Just four years ago, you wouldn't have needed a ticket to see the Bastard Bearded Irishmen perform their kicked-up variation of traditional Irish music. All you needed was a grocery list.
"We have played in a Giant Eagle produce section," says Jimmy Bastard (a.k.a. Jim Smerecky), lead singer of the group. "We got a call from an entertainment company asking us if we'd be interested in doing it, and we were."
As you might expect, the band performs traditional Irish tunes like "Whiskey in a Jar" and "Molly Malone," but it also plays original songs like "Drinkem, Drankem, Drunkem" and "Mutiny." And while its music has a distinctive Irish flavor, it's seasoned with a heavier, punk approach.
It's a sound the band has been honing patiently for years.
"We've played everywhere — from nursing homes to opening for national acts," says Bastard. "We've just been out there laying the groundwork."
City Paper readers aren't the only ones to notice that hard work. Over the past 18 months, the Irishmen have been getting more high-profile gigs, opening for bands like the Dropkick Murphys, while being lauded by local media and receiving quite a bit of exposure on local radio, especially from WDVE.
Outside of St. Patrick's Day or the occasional Irish festival, you wouldn't think that a band playing Irish music would attract such a large following.
"I never signed an autograph before, but have signed a lot the past two years," Bastard says. "People have been so supportive; they're over buying merchandise one song into the show."
It's an optimistic trend for a band that started as an effort to honor a fallen friend.
Bastard and bassist Ben Jaber had previously been in another band together, a punk-rock outfit that "had a nice following," Bastard recalls. But its guitarist, George Evans, was killed in a car accident in 2004. Afterwards, his friends got together to play loud Irish music in his honor — and by 2008, the group had begun establishing an identity in its own right.

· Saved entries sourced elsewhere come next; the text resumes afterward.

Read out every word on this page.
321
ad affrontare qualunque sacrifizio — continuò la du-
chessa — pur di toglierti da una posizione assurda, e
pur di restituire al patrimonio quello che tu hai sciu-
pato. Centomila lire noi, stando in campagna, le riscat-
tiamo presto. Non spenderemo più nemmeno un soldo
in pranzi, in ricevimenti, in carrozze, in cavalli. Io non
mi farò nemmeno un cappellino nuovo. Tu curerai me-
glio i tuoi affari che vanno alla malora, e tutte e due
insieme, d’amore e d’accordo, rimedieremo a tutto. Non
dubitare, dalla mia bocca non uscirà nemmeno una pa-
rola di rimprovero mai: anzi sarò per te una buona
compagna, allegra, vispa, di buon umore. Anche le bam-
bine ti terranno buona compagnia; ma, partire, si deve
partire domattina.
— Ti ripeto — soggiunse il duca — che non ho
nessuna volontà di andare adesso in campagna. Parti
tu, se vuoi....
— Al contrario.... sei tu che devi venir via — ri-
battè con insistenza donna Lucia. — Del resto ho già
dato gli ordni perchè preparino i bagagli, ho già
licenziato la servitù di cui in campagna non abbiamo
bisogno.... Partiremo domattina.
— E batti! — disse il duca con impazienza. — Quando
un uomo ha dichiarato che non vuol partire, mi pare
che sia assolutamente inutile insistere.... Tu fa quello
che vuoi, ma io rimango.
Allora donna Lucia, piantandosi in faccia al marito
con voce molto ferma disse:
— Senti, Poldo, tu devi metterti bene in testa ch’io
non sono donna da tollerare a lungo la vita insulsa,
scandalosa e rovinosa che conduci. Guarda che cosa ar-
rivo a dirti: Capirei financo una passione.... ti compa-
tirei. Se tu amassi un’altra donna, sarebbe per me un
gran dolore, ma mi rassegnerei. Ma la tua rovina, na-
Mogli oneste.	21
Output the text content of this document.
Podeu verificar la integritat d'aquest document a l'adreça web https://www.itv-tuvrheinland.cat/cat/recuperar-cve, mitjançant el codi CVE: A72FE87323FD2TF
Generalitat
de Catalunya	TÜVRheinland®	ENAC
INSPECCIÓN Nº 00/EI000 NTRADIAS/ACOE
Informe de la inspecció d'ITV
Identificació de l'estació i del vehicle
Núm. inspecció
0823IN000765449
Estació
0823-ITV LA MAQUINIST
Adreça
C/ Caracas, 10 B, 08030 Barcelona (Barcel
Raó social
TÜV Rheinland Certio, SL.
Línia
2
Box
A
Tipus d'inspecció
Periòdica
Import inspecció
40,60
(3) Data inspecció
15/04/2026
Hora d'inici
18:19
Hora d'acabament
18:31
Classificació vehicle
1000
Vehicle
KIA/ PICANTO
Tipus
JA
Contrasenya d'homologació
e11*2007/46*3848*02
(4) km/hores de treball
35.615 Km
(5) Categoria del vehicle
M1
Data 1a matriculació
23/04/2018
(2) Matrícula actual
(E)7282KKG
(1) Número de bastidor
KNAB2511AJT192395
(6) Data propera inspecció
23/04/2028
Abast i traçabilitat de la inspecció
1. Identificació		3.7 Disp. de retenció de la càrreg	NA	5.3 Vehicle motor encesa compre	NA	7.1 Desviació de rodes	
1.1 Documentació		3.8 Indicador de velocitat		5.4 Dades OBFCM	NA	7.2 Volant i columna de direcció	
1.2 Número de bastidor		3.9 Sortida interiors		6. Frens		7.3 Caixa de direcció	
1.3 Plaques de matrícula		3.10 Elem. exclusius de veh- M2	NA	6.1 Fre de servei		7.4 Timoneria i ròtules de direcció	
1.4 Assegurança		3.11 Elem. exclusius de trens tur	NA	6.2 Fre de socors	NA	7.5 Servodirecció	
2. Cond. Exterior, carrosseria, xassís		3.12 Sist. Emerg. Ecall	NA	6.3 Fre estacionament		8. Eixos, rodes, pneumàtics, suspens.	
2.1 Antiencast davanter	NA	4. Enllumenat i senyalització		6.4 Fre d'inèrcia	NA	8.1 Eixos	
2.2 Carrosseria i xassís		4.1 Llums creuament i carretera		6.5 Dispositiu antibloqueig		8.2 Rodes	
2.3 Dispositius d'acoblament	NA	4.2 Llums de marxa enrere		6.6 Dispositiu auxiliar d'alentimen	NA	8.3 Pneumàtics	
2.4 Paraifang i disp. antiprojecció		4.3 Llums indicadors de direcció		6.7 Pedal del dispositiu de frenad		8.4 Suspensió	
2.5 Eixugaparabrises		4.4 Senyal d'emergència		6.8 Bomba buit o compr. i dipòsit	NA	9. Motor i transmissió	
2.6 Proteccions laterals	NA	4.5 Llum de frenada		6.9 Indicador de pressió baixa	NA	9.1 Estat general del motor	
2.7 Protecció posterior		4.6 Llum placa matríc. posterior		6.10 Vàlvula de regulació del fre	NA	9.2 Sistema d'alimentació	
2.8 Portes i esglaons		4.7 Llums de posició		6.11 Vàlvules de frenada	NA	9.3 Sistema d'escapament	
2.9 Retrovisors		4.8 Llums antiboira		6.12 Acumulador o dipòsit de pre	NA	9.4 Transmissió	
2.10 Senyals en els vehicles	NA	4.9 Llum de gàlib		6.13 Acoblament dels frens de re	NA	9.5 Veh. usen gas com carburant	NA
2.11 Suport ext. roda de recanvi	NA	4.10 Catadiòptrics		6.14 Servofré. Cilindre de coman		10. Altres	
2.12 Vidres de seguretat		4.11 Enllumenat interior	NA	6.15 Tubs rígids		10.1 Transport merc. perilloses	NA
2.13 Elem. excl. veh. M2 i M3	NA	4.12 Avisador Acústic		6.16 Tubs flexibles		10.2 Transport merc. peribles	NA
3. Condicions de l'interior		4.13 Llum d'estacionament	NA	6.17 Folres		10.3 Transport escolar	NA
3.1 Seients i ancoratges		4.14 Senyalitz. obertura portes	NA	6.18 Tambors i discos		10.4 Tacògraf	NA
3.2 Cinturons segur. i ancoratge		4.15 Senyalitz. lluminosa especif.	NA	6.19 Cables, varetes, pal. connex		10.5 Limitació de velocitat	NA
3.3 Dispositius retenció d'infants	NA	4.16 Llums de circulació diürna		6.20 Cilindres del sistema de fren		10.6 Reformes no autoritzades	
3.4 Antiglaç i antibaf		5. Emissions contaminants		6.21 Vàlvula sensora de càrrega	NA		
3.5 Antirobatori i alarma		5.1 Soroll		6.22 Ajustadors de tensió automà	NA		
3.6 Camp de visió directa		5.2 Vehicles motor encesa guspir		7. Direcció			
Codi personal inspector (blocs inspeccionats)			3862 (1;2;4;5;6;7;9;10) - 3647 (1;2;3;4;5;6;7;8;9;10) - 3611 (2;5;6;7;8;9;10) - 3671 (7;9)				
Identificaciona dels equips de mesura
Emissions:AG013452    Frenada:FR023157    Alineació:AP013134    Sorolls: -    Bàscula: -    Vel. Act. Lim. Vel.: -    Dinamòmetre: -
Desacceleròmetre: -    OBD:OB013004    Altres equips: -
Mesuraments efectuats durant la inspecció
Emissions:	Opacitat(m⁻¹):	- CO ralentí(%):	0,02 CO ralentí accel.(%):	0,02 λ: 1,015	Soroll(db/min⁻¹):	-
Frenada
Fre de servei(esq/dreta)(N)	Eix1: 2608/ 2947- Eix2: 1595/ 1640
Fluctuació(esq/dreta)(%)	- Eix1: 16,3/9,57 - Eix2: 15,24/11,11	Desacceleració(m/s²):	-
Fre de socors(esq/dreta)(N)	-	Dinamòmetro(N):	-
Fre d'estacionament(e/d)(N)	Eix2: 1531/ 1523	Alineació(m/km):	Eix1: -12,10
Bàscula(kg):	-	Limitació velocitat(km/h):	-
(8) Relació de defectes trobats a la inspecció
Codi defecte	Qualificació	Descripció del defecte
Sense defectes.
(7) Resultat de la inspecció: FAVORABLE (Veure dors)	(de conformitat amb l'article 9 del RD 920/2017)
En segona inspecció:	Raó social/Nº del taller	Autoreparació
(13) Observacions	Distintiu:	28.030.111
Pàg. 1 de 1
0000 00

"Everyone in this band was really good friends with George, they played with him in other bands," Bastard says. "We made up a stupid-sounding name, sang some great songs and at the end of each show, we'd say, 'Let's play another show,' and we just kept going from there."
By the third show, Bastard wrote an original tune and the band began developing its own unique sound. "We're a rock band," Bastard says. "We take what I write, add some banjo and mandolin to it and give it that Irish flavor."
Besides Jaber and Bastard, who also plays the banjo, the band includes Danny Rectenwald on mandolin, Rachel Karras on viola, Jon Pitcher on guitar and Dan Stocker on drums.
"Folks like what we do," says Bastard. "I write what I know — whiskey, beer and women — and we go out and have some fun with it."